The authority in 2015 had targeted K 348.5 million revenue at Katima Mulilo border out of which only K 290.9 million was collected.

And Finance Deputy Minister Christopher Mvunga who conducted a familiarization tour of Katima Mulilo Border has expressed happiness at the reduction of imports which could be locally produced and sold on the local market at competitive prices.

Mr. Mvunga said Government’s policy was for the country to be self-sufficient through local production and improve on having more exports than imports of commodities to generate more revenue.

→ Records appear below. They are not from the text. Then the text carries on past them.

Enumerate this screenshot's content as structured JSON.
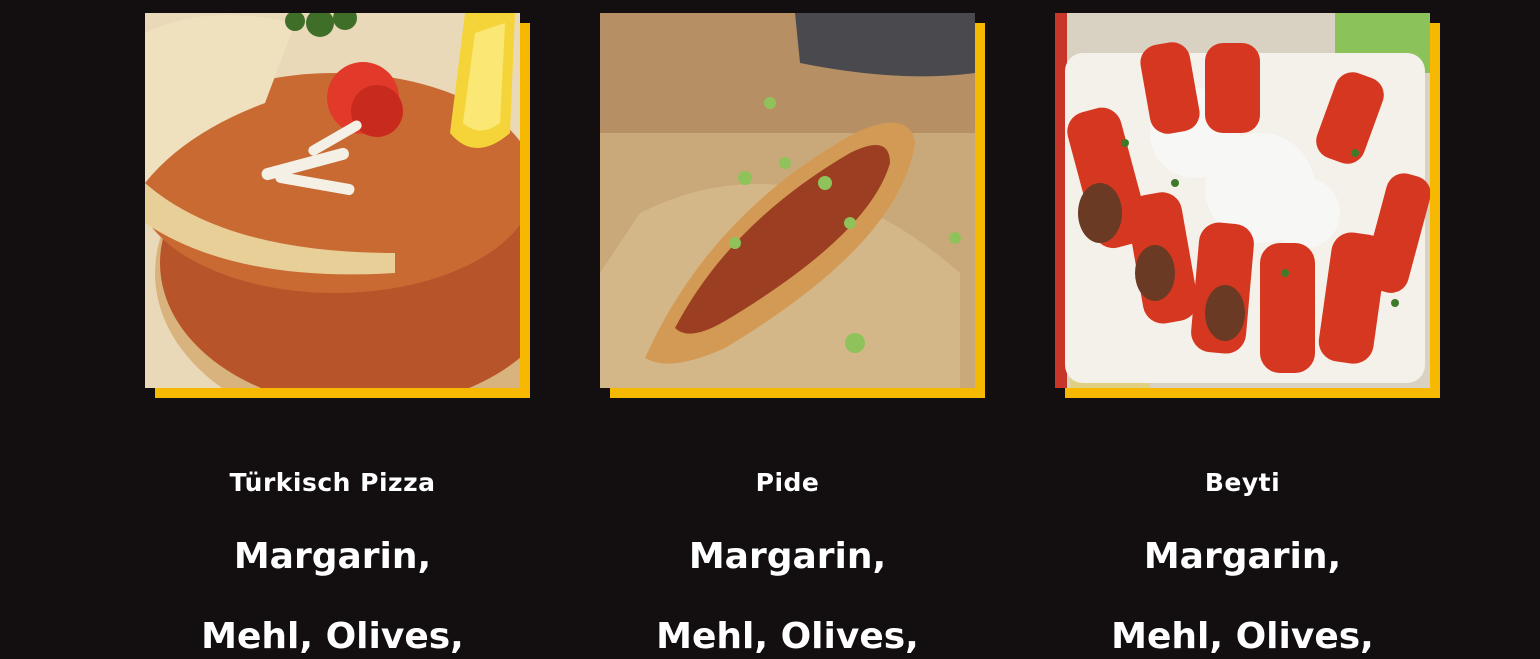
{
  "items": [
    {
      "name": "Türkisch Pizza",
      "description_line1": "Margarin,",
      "description_line2": "Mehl, Olives,"
    },
    {
      "name": "Pide",
      "description_line1": "Margarin,",
      "description_line2": "Mehl, Olives,"
    },
    {
      "name": "Beyti",
      "description_line1": "Margarin,",
      "description_line2": "Mehl, Olives,"
    }
  ],
  "colors": {
    "background": "#130e0f",
    "accent": "#f6b800",
    "text": "#ffffff"
  }
}
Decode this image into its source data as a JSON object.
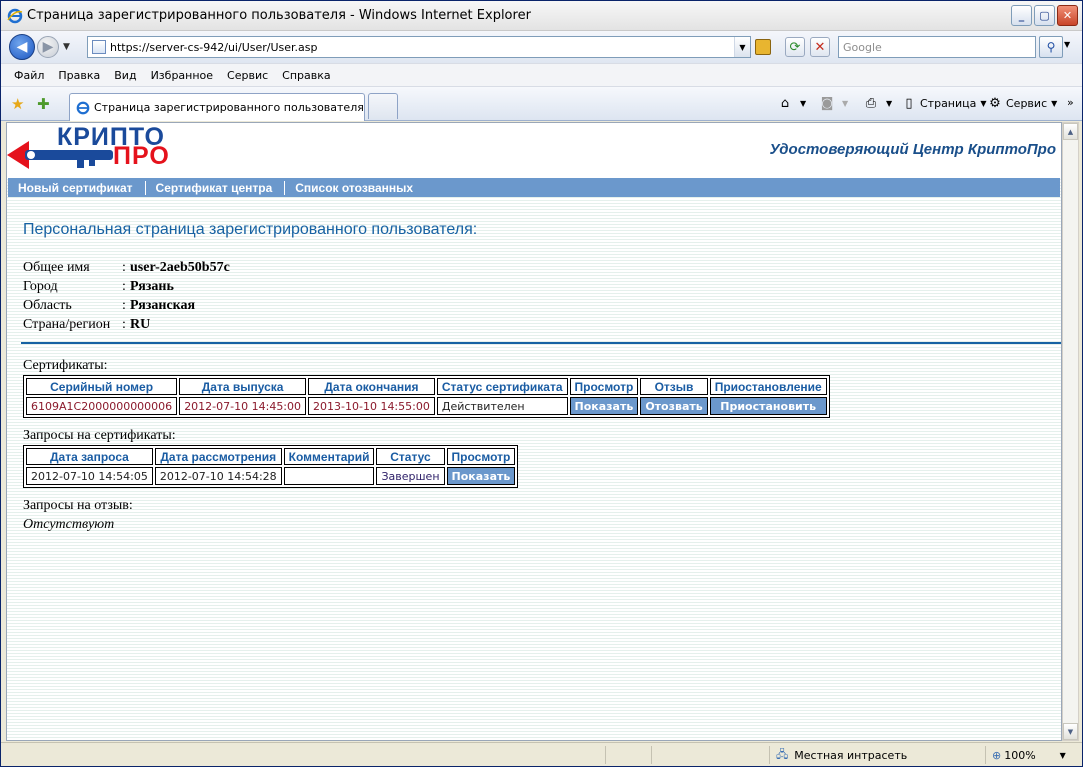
{
  "window": {
    "title": "Страница зарегистрированного пользователя - Windows Internet Explorer"
  },
  "address": {
    "url": "https://server-cs-942/ui/User/User.asp",
    "search_placeholder": "Google"
  },
  "menu": [
    "Файл",
    "Правка",
    "Вид",
    "Избранное",
    "Сервис",
    "Справка"
  ],
  "tab": {
    "label": "Страница зарегистрированного пользователя"
  },
  "commands": {
    "page": "Страница",
    "tools": "Сервис"
  },
  "site": {
    "logo_top": "КРИПТО",
    "logo_bottom": "ПРО",
    "center_title": "Удостоверяющий Центр КриптоПро",
    "nav": [
      "Новый сертификат",
      "Сертификат центра",
      "Список отозванных"
    ],
    "page_title": "Персональная страница зарегистрированного пользователя:"
  },
  "user": {
    "rows": [
      {
        "label": "Общее имя",
        "value": "user-2aeb50b57c"
      },
      {
        "label": "Город",
        "value": "Рязань"
      },
      {
        "label": "Область",
        "value": "Рязанская"
      },
      {
        "label": "Страна/регион",
        "value": "RU"
      }
    ]
  },
  "certificates": {
    "label": "Сертификаты:",
    "headers": [
      "Серийный номер",
      "Дата выпуска",
      "Дата окончания",
      "Статус сертификата",
      "Просмотр",
      "Отзыв",
      "Приостановление"
    ],
    "row": {
      "serial": "6109A1C2000000000006",
      "issued": "2012-07-10 14:45:00",
      "expires": "2013-10-10 14:55:00",
      "status": "Действителен",
      "view": "Показать",
      "revoke": "Отозвать",
      "suspend": "Приостановить"
    }
  },
  "requests": {
    "label": "Запросы на сертификаты:",
    "headers": [
      "Дата запроса",
      "Дата рассмотрения",
      "Комментарий",
      "Статус",
      "Просмотр"
    ],
    "row": {
      "requested": "2012-07-10 14:54:05",
      "reviewed": "2012-07-10 14:54:28",
      "comment": "",
      "status": "Завершен",
      "view": "Показать"
    }
  },
  "revocations": {
    "label": "Запросы на отзыв:",
    "empty": "Отсутствуют"
  },
  "status": {
    "zone": "Местная интрасеть",
    "zoom": "100%"
  }
}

He was full of praise for the workforce at ZRA Katima Mulilo Station.

Mr Mvunga said it is possible for government to impose a ban on the importation of certain commodities but that this could be avoided if there was more local production.

Katima Mulilo Border post links Zambia to neighbouring countries through which commercial transport of goods between the two countries go through.

The major commodities that are imported through Katima Mulilo include fish from China and Namibia, Chicken from various countries and meat from the United Kingdom and Brazil among other commodities.

Meanwhile, ZRA Katima Mulilo Station Manager Collins Sichivula has attributed the reduction in imports through the border to reduced orders from suppliers as well as low demand of some commodities in the country.